Many introductions to complex numbers begin with the question "What are the roots of $x^2 + 1 = 0$?"
This function does not have real roots, but does have complex roots.
Are there functions which, in a similar vein, do not have complex roots but do have roots in the quaternions?
On
perhaps surprisingly, the answer here mostly depends on what you consider to be a function (and there are several choices that are more or less valid).
a mapping of input points to output points. in this case the question isn't especially interesting because you can construct a function that has or doesn't have roots in any region.
a continuous function defined using only complex coefficients. here there still are examples e.g. xy-yx=1
analytic functions. this is a broad class of functions which includes all polynomials, logs, and a bunch of other stuff. I'm not sure the answer in this case.
On
It may be illuminating to point out that a polynomial is not a function. A polynomial is an expression that is built up from a set of fixed variables and constants, addition, subtraction and multiplication. You can then evaluate such a polynomial at some given number. This evaluation process defines a function.
What is the purpose of such a distinction, and why is it related to this question, which doesn't refer to polynomials at all? Well, here it is. Since a function is simply a relation from the input to the output, there are obvious functions that have roots in the quaternions but don't in the complex numbers. For example: $$f(x) = \begin{cases} 0 & (x = 2j + 3k)\\ 1 & (\text{otherwise}) \end{cases}$$ Clearly $f(x) = 0$ has no solutions in $\mathbb C$, but has a unique solution $2j+3k \in \mathbb H$. Without doubt, this is not the intention of the original question because anyone can see this. Then what is the "correct" interpretation of this question, i.e. one that actually answers the intuitive question behind this?
The answer lies exactly in the distinction between "polynomials" and "polynomial functions". The first one is defined by an expression, so even if two expressions give the same function, they are considered different polynomials. The classic example is $x^{p} = x$ which is true in $\mathbb Z/p\mathbb Z$. They are different polynomials but the same polynomial functions. Indeed, in an infinite field, different polynomials give different polynomial functions. (Exercise: Prove it!) But there are other things out there, there are finite fields, there are non-commutative rings, in which case the distinction becomes important.
The same phenomenon appears for other types of so-called "functions". They are actually various classes of expressions that happens to have a natural evaluation operation which turns them into functions. For example, the expression $\exp(x)$ can be evaluated over the complex number using Taylor series. What the OP is really asking, is to give examples of classes of expressions, such that these expressions make sense both over complex numbers and over quaternions, and that they only have roots over quaternions. Functions play very little role in here.

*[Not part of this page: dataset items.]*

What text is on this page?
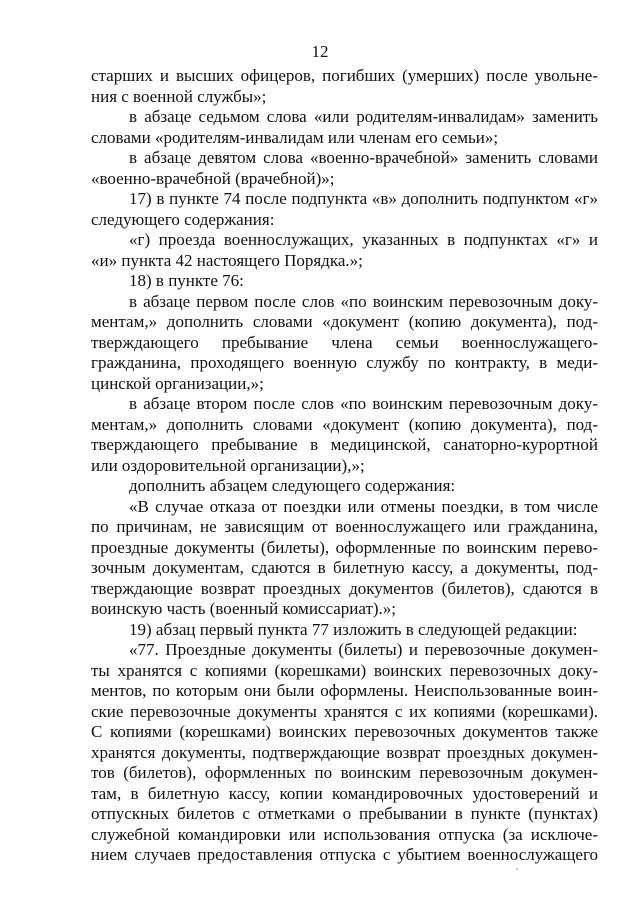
12
старших и высших офицеров, погибших (умерших) после увольне-
ния с военной службы»;
в абзаце седьмом слова «или родителям-инвалидам» заменить
словами «родителям-инвалидам или членам его семьи»;
в абзаце девятом слова «военно-врачебной» заменить словами
«военно-врачебной (врачебной)»;
17) в пункте 74 после подпункта «в» дополнить подпунктом «г»
следующего содержания:
«г) проезда военнослужащих, указанных в подпунктах «г» и
«и» пункта 42 настоящего Порядка.»;
18) в пункте 76:
в абзаце первом после слов «по воинским перевозочным доку-
ментам,» дополнить словами «документ (копию документа), под-
тверждающего пребывание члена семьи военнослужащего-
гражданина, проходящего военную службу по контракту, в меди-
цинской организации,»;
в абзаце втором после слов «по воинским перевозочным доку-
ментам,» дополнить словами «документ (копию документа), под-
тверждающего пребывание в медицинской, санаторно-курортной
или оздоровительной организации),»;
дополнить абзацем следующего содержания:
«В случае отказа от поездки или отмены поездки, в том числе
по причинам, не зависящим от военнослужащего или гражданина,
проездные документы (билеты), оформленные по воинским перево-
зочным документам, сдаются в билетную кассу, а документы, под-
тверждающие возврат проездных документов (билетов), сдаются в
воинскую часть (военный комиссариат).»;
19) абзац первый пункта 77 изложить в следующей редакции:
«77. Проездные документы (билеты) и перевозочные докумен-
ты хранятся с копиями (корешками) воинских перевозочных доку-
ментов, по которым они были оформлены. Неиспользованные воин-
ские перевозочные документы хранятся с их копиями (корешками).
С копиями (корешками) воинских перевозочных документов также
хранятся документы, подтверждающие возврат проездных докумен-
тов (билетов), оформленных по воинским перевозочным докумен-
там, в билетную кассу, копии командировочных удостоверений и
отпускных билетов с отметками о пребывании в пункте (пунктах)
служебной командировки или использования отпуска (за исключе-
нием случаев предоставления отпуска с убытием военнослужащего
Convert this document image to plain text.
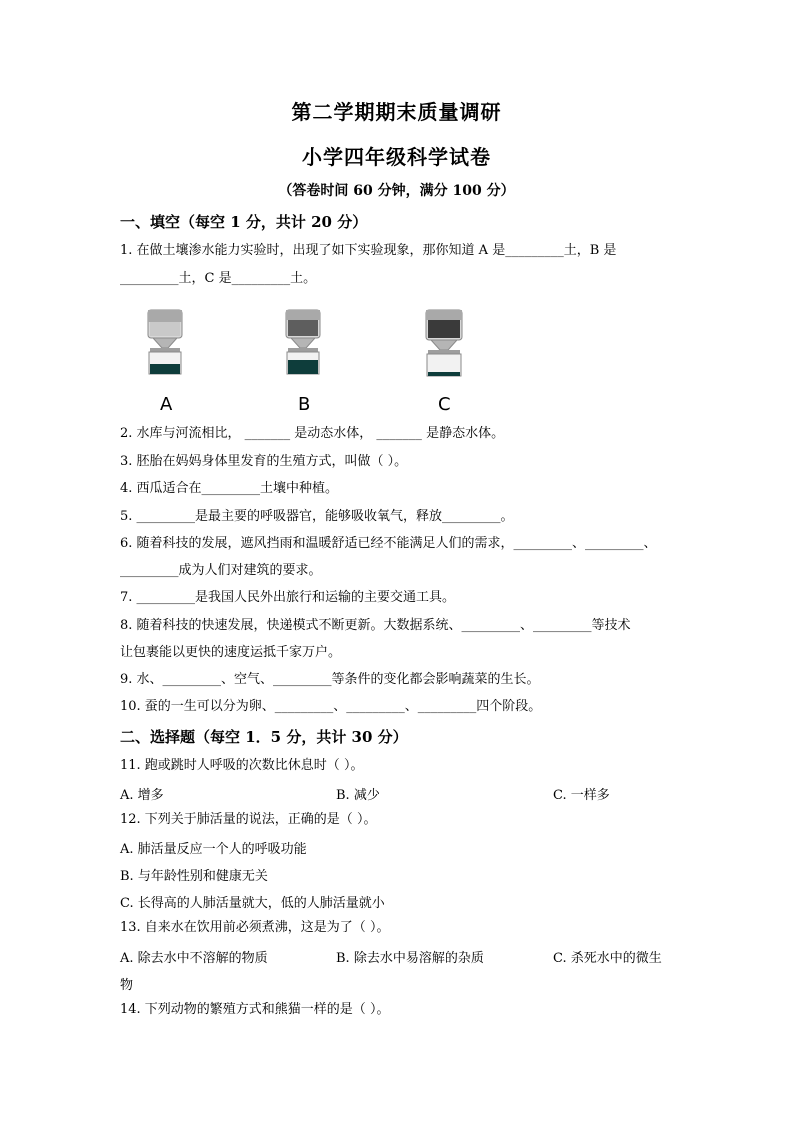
第二学期期末质量调研
小学四年级科学试卷
（答卷时间 60 分钟，满分 100 分）
一、填空（每空 1 分，共计 20 分）
1. 在做土壤渗水能力实验时，出现了如下实验现象，那你知道 A 是_________土，B 是
_________土，C 是_________土。
A	B	C
2. 水库与河流相比， _______ 是动态水体， _______ 是静态水体。
3. 胚胎在妈妈身体里发育的生殖方式，叫做（ ）。
4. 西瓜适合在_________土壤中种植。
5. _________是最主要的呼吸器官，能够吸收氧气，释放_________。
6. 随着科技的发展，遮风挡雨和温暖舒适已经不能满足人们的需求，_________、_________、
_________成为人们对建筑的要求。
7. _________是我国人民外出旅行和运输的主要交通工具。
8. 随着科技的快速发展，快递模式不断更新。大数据系统、_________、_________等技术
让包裹能以更快的速度运抵千家万户。
9. 水、_________、空气、_________等条件的变化都会影响蔬菜的生长。
10. 蚕的一生可以分为卵、_________、_________、_________四个阶段。
二、选择题（每空 1．5 分，共计 30 分）
11. 跑或跳时人呼吸的次数比休息时（ ）。
A. 增多	B. 减少	C. 一样多
12. 下列关于肺活量的说法，正确的是（ ）。
A. 肺活量反应一个人的呼吸功能
B. 与年龄性别和健康无关
C. 长得高的人肺活量就大，低的人肺活量就小
13. 自来水在饮用前必须煮沸，这是为了（ ）。
A. 除去水中不溶解的物质	B. 除去水中易溶解的杂质	C. 杀死水中的微生
物
14. 下列动物的繁殖方式和熊猫一样的是（ ）。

With this in mind, we can proceed to answering. Indeed, the expression $(xy - yx)^2 + 4$, as pointed out in the comments, have no roots over the complex number, but has a root $(j, k)$. Since we often only consider polynomials over commutative rings, the definition of polynomials usually "builds-in" the commutativity, and dictates that $(xy - yx)$ is the same polynomial as $0$. This defines the commutative ring of polynomials. But since quaternions are not commutative, such a definition of polynomials are of very little use. We are better off using the free algebra such as $\mathbb H\langle X,Y \rangle$, in which $XY \ne YX$. The concept of algebraic-closedness must be altered for the non-commutative case. So I object to @ZoeAllen, for the complex numbers do not form algebraically closed skew fields. With that said, there are actually different definitions of algebraically closed skew fields, and my previous sentence may be true or false depending on the definition. This is a very interesting subject, and you can take a read of this.

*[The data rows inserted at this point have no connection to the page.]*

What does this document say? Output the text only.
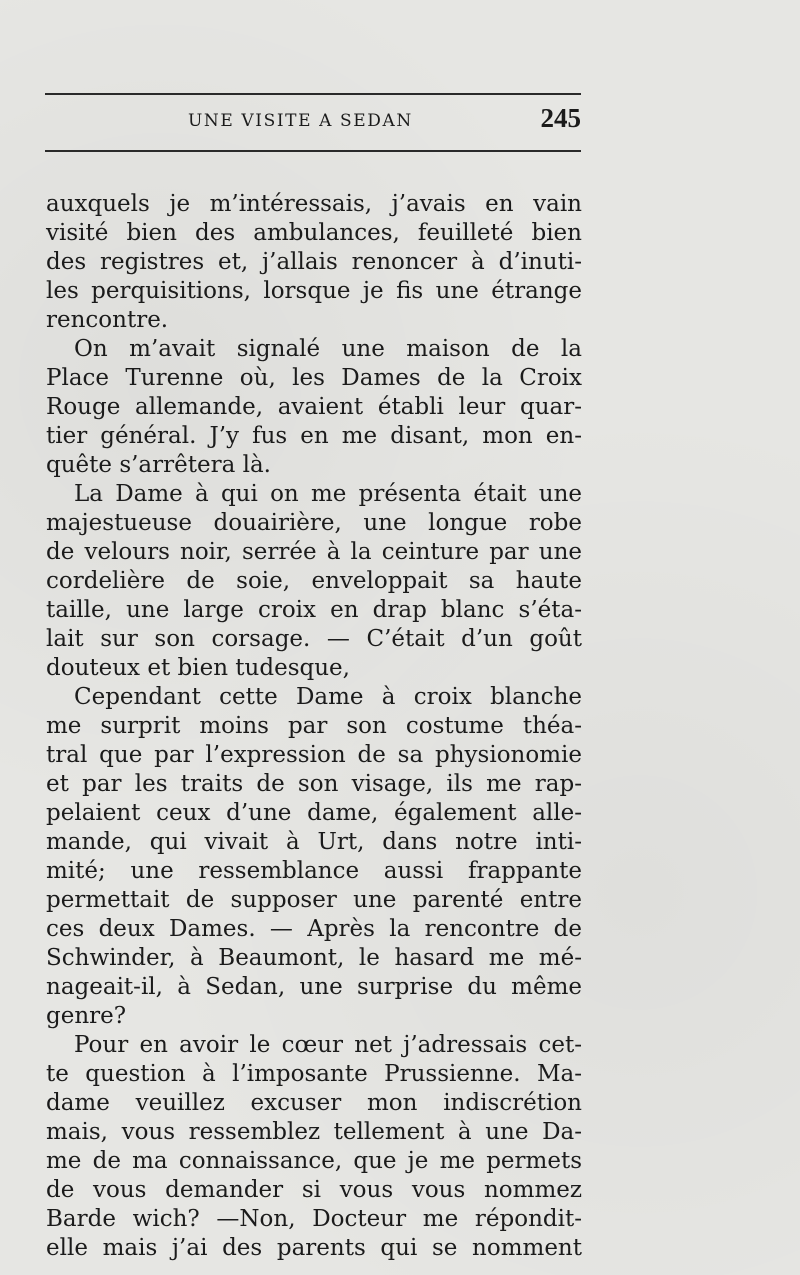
UNE VISITE A SEDAN	245
auxquels je m’intéressais, j’avais en vain
visité bien des ambulances, feuilleté bien
des registres et, j’allais renoncer à d’inuti-
les perquisitions, lorsque je fis une étrange
rencontre.
On m’avait signalé une maison de la
Place Turenne où, les Dames de la Croix
Rouge allemande, avaient établi leur quar-
tier général. J’y fus en me disant, mon en-
quête s’arrêtera là.
La Dame à qui on me présenta était une
majestueuse douairière, une longue robe
de velours noir, serrée à la ceinture par une
cordelière de soie, enveloppait sa haute
taille, une large croix en drap blanc s’éta-
lait sur son corsage. — C’était d’un goût
douteux et bien tudesque,
Cependant cette Dame à croix blanche
me surprit moins par son costume théa-
tral que par l’expression de sa physionomie
et par les traits de son visage, ils me rap-
pelaient ceux d’une dame, également alle-
mande, qui vivait à Urt, dans notre inti-
mité; une ressemblance aussi frappante
permettait de supposer une parenté entre
ces deux Dames. — Après la rencontre de
Schwinder, à Beaumont, le hasard me mé-
nageait-il, à Sedan, une surprise du même
genre?
Pour en avoir le cœur net j’adressais cet-
te question à l’imposante Prussienne. Ma-
dame veuillez excuser mon indiscrétion
mais, vous ressemblez tellement à une Da-
me de ma connaissance, que je me permets
de vous demander si vous vous nommez
Barde wich? —Non, Docteur me répondit-
elle mais j’ai des parents qui se nomment
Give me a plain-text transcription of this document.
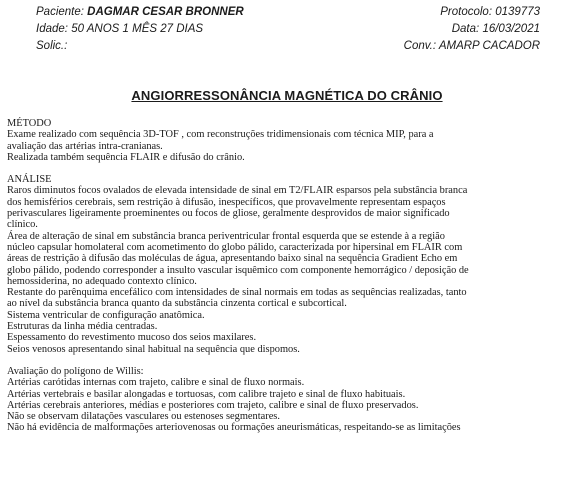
Paciente: DAGMAR CESAR BRONNER	Protocolo: 0139773
Idade: 50 ANOS 1 MÊS 27 DIAS	Data: 16/03/2021
Solic.:	Conv.: AMARP CACADOR
ANGIORRESSONÂNCIA MAGNÉTICA DO CRÂNIO

MÉTODO

Exame realizado com sequência 3D-TOF , com reconstruções tridimensionais com técnica MIP, para a

avaliação das artérias intra-cranianas.

Realizada também sequência FLAIR e difusão do crânio.

ANÁLISE

Raros diminutos focos ovalados de elevada intensidade de sinal em T2/FLAIR esparsos pela substância branca

dos hemisférios cerebrais, sem restrição à difusão, inespecíficos, que provavelmente representam espaços

perivasculares ligeiramente proeminentes ou focos de gliose, geralmente desprovidos de maior significado

clínico.

Área de alteração de sinal em substância branca periventricular frontal esquerda que se estende à a região

núcleo capsular homolateral com acometimento do globo pálido, caracterizada por hipersinal em FLAIR com

áreas de restrição à difusão das moléculas de água, apresentando baixo sinal na sequência Gradient Echo em

globo pálido, podendo corresponder a insulto vascular isquêmico com componente hemorrágico / deposição de

hemossiderina, no adequado contexto clínico.

Restante do parênquima encefálico com intensidades de sinal normais em todas as sequências realizadas, tanto

ao nível da substância branca quanto da substância cinzenta cortical e subcortical.

Sistema ventricular de configuração anatômica.

Estruturas da linha média centradas.

Espessamento do revestimento mucoso dos seios maxilares.

Seios venosos apresentando sinal habitual na sequência que dispomos.

Avaliação do polígono de Willis:

Artérias carótidas internas com trajeto, calibre e sinal de fluxo normais.

Artérias vertebrais e basilar alongadas e tortuosas, com calibre trajeto e sinal de fluxo habituais.

Artérias cerebrais anteriores, médias e posteriores com trajeto, calibre e sinal de fluxo preservados.

Não se observam dilatações vasculares ou estenoses segmentares.

Não há evidência de malformações arteriovenosas ou formações aneurismáticas, respeitando-se as limitações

This is a good question with an important answer.
The answer is no, because $\mathbb{C}$ has a property called algebraic closure. This means that any degree $n$ polynomial in $\mathbb{C}$ has $n$ factors (though some may be repeated) so the polynomial can always be fully factorised into linear terms. In particular, it means every polynomial has a root, and intuitively, there is nothing 'missing' from $\mathbb{C}$. This is a very important property about $\mathbb{C}$, which is what makes it so useful.
The quaternions don't really have the same relationship to $\mathbb{C}$ as $\mathbb{C}$ has to $\mathbb{R}$, as $\mathbb{C}$ is adding to $\mathbb{R}$ things that are 'missing' in a sense, whereas $\mathbb{C}$ doesn't actually need anything added to it, and the quaternions, $\mathbb{H}$, just add extra roots to polynomials which already have roots.